In these (5th and 6th) rounds, the votes of the Muslim-dominated rural areas of Barogharia and other places close to the India-Bangladesh border were counted and the Trinamool secured a very strong lead in those rounds to ultimately win Dhupguri.
By the end of the 6th round, the Trinamool had established a lead of 3,773 votes. But that lead decreased to 2,931 in the seventh round when the counting of votes in Hindu majority areas resumed.
But the lead given to the Trinamool by the voters of the minority community, and the party’s improved performance in Dhupguri town, drove Nirmal Chandra Roy, a teacher of history in Dhupguri Girls’ College, to victory.
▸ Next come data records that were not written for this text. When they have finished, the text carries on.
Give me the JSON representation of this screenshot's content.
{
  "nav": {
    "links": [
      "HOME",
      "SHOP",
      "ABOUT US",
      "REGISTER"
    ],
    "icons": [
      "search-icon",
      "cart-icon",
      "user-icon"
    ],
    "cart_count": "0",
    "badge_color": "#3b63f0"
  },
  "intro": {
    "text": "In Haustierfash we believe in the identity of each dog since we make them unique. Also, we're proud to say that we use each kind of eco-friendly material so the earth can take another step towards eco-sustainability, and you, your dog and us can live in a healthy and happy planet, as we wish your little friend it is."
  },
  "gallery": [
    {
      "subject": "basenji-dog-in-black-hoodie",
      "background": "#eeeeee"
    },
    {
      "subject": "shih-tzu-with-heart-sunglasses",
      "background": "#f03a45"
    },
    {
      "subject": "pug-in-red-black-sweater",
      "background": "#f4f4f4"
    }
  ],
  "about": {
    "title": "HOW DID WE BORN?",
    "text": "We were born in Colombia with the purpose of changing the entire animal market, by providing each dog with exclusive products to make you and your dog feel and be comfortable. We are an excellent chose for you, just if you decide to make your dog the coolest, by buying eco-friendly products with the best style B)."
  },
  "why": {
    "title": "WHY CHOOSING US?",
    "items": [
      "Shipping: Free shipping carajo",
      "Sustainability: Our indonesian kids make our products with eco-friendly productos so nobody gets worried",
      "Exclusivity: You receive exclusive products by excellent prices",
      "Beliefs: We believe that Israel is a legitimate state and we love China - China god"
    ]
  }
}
All the voters from the minority community are allegedly illegal immigrants, or first and second generation descendants of illegal immigrants, from Bangladesh.
They are a solid vote bank of the Trinamool because of the patronage they receive from the party. The local Trinamool leadership not only ensures that the illegal immigrants are not harassed, it also facilitates the easy procurement of Indian citizenship documents like ration cards, Aadhar cards and voter identity cards for illegal immigrants from Bangladesh.
In return, the immigrants vote en bloc for the Trinamool. They used to do the same for the communists when the Left Front was in power in Bengal for pretty much the same reasons then.
The BJP has tried hard to retain the seat by keeping up its overtures to the Rajbongshis. The saffron party had recently nominated prominent community leader Ananta Roy ‘Maharaj’ to the Rajya Sabha in July this year.
Ananta ‘Maharaj’, as he is popularly known, commands tremendous support and respect within his community and has been demanding the formation of a separate Kamtapur state.
The Union Government had also awarded the Padma Shri to widely-respected educationist Dharma Narayan Barman who has been fighting for recognition for the Rajbongshi language for many decades
The BJP’s choice of candidate--it had fielded the widow of a CRPF trooper slain in the suicide attack at Pulwama in 2019--was considered to be a masterstroke.
But all that could not ultimately propel the party to victory, thanks to Abhishek Banerjee’s last-minute promise and the Bangladesh-origin Muslims who voted almost en masse for the Trinamool.
The BJP, however, also has itself to blame for the defeat. Despite winning all the Lok Sabha seats in North Bengal in 2019 and a large majority of Assembly seats in 2021, it has failed to strengthen its organisational base in the region.
The BJP is also beset by infighting and dissensions, and all this has cast a negative impression on the electorate.